Creating a Private Load Balancer

[00:00:00]
>> Erik Reinert: I had actually just finished going through the main.tf file, which was really everything related to the cluster itself. So now we're going to create a couple of other files that are related to things that kind of help the cluster, right? Right now, if I just provisioned this based off of what we have in here, I would really just create a bunch of compute nodes, right?

[00:00:21]
I don't have any ingress or load balancer or anything like that. So that's what we wanna add next. Normally when you have a cluster of any part, that's a big step away from again, something like App Runner, which would be more focused on just here's your container, run it, right?

[00:00:40]
When you have a cluster, you're kind of legoing together this car almost that you're gonna drive all of your deployments out with. And so in this scenario, we need headlights, we need a frame, we need doors. So that's what a lot of these other components are like. The load balancer is what lets customers or requests into the cluster, right?

[00:01:03]
You just don't get that out of the box, that's an option you can add later. So now what we're gonna do is we're gonna create a file called load_balancer.tf and this is where all of our load balancer settings are gonna go, or all of our load balancer configurations are gonna go.

[00:01:23]
As I said before, man, when you take the ownership of managing infrastructure at scale, I really do think that it's coming completely home now to you guys in the sense of what scale looks like versus what start-up looks like, right? We are concerning ourselves with so many more problems and things to manage in the scale world that it's a lot to take on.

[00:01:51]
And for example, with the load balancer even we don't just create a load balancer, we create a security group to make it so that things can appropriately access the load balancer and firewall rules and all this stuff because we are managing it ourselves. And so we create a load balancer security group.

[00:02:10]
We tell it that, hey, pretty much anything can access 80 on this load balancer. There is a small tweak I could make here if we really wanted to, which is I could, you'll see that this is the first time I'm adding a rule that's focused entirely on a IP address or CIDR range.

[00:02:31]
Like up until now we've just saying security_group_access, security_group_access. But this time I'm saying 0.0.0 and 0.0.0, right?

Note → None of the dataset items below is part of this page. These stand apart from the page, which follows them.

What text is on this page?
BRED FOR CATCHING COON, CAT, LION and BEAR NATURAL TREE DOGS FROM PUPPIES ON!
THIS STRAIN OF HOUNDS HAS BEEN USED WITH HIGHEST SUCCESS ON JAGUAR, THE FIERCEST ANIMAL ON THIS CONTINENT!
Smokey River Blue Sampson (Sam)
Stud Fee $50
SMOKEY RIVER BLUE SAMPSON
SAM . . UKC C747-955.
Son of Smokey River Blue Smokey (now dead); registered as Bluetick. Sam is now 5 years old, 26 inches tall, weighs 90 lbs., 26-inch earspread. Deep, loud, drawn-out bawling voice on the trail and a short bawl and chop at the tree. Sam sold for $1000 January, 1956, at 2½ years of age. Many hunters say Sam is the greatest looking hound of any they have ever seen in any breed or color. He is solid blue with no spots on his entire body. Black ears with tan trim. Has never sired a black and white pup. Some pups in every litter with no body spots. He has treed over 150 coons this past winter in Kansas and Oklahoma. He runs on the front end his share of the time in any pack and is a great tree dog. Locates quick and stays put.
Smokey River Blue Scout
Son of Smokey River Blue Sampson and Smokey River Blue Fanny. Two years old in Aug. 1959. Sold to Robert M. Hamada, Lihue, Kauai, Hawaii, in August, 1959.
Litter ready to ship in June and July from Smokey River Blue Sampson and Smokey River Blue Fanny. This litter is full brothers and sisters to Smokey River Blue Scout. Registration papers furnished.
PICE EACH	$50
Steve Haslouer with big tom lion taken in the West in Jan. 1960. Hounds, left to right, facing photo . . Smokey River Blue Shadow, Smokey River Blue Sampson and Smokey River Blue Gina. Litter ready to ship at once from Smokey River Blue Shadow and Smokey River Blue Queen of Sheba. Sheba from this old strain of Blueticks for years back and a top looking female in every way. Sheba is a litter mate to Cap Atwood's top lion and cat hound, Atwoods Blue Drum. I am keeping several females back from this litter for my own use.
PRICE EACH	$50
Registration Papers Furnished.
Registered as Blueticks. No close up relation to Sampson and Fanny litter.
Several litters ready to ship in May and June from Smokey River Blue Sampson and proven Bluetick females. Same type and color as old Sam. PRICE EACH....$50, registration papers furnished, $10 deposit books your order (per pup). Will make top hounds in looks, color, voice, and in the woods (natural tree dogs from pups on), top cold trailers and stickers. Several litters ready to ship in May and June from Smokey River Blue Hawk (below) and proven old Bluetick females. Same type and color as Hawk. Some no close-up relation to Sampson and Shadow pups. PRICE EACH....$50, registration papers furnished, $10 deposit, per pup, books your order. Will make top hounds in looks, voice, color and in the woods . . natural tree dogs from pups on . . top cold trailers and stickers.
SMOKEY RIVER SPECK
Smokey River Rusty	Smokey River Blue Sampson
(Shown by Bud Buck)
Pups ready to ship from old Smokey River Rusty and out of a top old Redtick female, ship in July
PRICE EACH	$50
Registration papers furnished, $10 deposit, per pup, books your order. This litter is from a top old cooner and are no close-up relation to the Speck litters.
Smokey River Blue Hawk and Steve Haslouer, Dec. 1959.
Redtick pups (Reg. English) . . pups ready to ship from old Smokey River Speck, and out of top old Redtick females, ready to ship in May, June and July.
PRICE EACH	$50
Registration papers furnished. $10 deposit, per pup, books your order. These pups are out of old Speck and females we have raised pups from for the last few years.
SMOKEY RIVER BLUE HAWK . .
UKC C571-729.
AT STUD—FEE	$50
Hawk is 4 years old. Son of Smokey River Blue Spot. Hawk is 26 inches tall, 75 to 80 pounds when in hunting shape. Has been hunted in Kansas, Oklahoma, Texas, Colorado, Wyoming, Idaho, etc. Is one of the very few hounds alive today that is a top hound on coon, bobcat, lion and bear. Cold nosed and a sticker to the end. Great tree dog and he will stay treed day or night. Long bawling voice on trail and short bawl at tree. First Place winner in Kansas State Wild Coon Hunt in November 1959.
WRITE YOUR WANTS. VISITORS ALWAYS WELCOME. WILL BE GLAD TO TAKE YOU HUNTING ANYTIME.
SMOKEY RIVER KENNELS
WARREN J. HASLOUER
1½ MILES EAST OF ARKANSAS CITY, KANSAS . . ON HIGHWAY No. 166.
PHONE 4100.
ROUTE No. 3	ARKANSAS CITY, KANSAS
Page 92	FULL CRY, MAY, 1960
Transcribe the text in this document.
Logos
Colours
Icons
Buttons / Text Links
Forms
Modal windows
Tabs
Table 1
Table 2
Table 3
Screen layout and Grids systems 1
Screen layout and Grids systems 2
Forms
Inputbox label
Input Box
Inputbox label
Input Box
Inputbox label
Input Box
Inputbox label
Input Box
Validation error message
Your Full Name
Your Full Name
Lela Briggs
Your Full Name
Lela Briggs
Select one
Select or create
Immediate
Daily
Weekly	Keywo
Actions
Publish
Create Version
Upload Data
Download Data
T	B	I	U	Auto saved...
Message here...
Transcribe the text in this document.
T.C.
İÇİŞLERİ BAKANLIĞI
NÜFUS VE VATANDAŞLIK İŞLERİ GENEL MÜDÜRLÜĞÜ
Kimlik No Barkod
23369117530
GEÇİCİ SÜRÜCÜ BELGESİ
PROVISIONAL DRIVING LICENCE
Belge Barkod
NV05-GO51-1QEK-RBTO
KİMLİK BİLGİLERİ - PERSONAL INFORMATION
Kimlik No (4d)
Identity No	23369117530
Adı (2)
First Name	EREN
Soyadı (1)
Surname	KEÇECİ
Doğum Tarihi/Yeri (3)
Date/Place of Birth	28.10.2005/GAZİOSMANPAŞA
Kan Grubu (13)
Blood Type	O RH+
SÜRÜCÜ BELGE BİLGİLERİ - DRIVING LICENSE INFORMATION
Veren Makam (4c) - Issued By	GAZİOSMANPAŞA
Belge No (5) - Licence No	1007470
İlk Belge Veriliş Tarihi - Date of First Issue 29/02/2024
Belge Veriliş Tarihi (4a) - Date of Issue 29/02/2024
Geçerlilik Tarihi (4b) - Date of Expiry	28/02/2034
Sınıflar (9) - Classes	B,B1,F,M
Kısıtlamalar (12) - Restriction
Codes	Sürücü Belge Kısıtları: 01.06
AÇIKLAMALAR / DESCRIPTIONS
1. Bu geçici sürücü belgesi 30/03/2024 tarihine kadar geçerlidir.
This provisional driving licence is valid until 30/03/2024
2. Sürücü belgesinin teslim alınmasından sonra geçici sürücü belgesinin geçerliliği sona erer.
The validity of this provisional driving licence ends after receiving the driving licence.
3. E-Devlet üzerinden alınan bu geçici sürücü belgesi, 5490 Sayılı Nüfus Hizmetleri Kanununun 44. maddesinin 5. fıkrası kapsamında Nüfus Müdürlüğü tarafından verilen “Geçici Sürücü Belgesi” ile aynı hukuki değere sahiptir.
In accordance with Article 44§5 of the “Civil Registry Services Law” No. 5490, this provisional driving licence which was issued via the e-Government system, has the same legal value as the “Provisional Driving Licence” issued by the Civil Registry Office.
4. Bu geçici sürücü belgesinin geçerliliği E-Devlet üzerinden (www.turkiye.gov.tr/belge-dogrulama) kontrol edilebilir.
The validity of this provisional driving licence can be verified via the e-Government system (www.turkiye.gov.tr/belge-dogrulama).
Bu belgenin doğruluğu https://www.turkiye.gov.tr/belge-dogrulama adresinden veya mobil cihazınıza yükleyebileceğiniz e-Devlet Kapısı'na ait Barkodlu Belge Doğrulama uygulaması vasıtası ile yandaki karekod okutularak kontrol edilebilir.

I could if I wanted to pass in the private security group and say like, okay, the private security group can access the load balancer, for example, but maybe the database security group can't.

[00:02:53]
In this scenario, technically, even though I'm in an internal network, meaning that this load balancer will be private, it will not have a public address. It will mean that anything inside of my private network will be able to access it on 80. So if I didn't want that, I would tell this security_group_ingres_rule to accept from the security_group, not from the IP address, right?

[00:03:23]
But because it's all private and I don't really care about adding and passing down another variable. Like we said, we have to add variable entries, pass it down, all that stuff. I was just like, eh, we'll just do 80. It's not that big of a deal. So then after we have our security_group_ingress and egress rule, we then have our load balancer itself and so we can add a couple of things like your idle_timeout.

[00:03:46]
So basically I'm saying a request can stay open up to 300 seconds before we cancel it, right? I'm telling it that it's an internal load balancer, right? Internal, true. That means again that it will not be provisioned in public subnets and it will also not be given a public IP address either.

[00:04:07]
So this is a truly internal private load balancer, load_balancer_type, application, preserve_host_header, false. And then subnets are the subnets that we provide it via the var in the module itself, security_groups, right? In this case, what we're doing is we're telling the load_balancer, hey, you have the access to your main load balancer security_group, but if we wanna add any other ones to it, we can.

[00:04:34]
So if we wanna add here, if we want to add the security group, the private security group, we could, and then they would be able to connect to each other through the private security groups, kind of making this one not even needed anymore to be honest. Or this ingress rule not even needed anymore to be honest, but anyways.

[00:04:55]
So again with load balancers, even on Amazon, it's not just like, here's a load balancer, you're done. You have to create listeners and target groups and all of this other stuff to finally get that request to that load balancer. After we create the load balancer, we create what's called a listener, meaning that the load balancer, by itself doesn't actually listen at all.

[00:05:18]
We need to tell it what port we want it to listen on, what protocol we want it to use, what's the default response. And so that's what we're doing here. After we create the load balancer we're actually telling Amazon, hey, now create a listener on that load balancer.

[00:05:34]
The listener port is port 80. It's an HTTP protocol and if the listener doesn't know how to respond to the request then by default give it a 404 not found, right? And so this will make it so that by default if somebody tries accessing this load balancer they now can access it over port 80 and if the request doesn't get fulfilled properly it will go to a 404 not found response and that's the load balancer.

[00:06:03]
Again, I hope you understand why modules can be so powerful [LAUGH]. There's just so much less you have to write when you're not using the resources directly.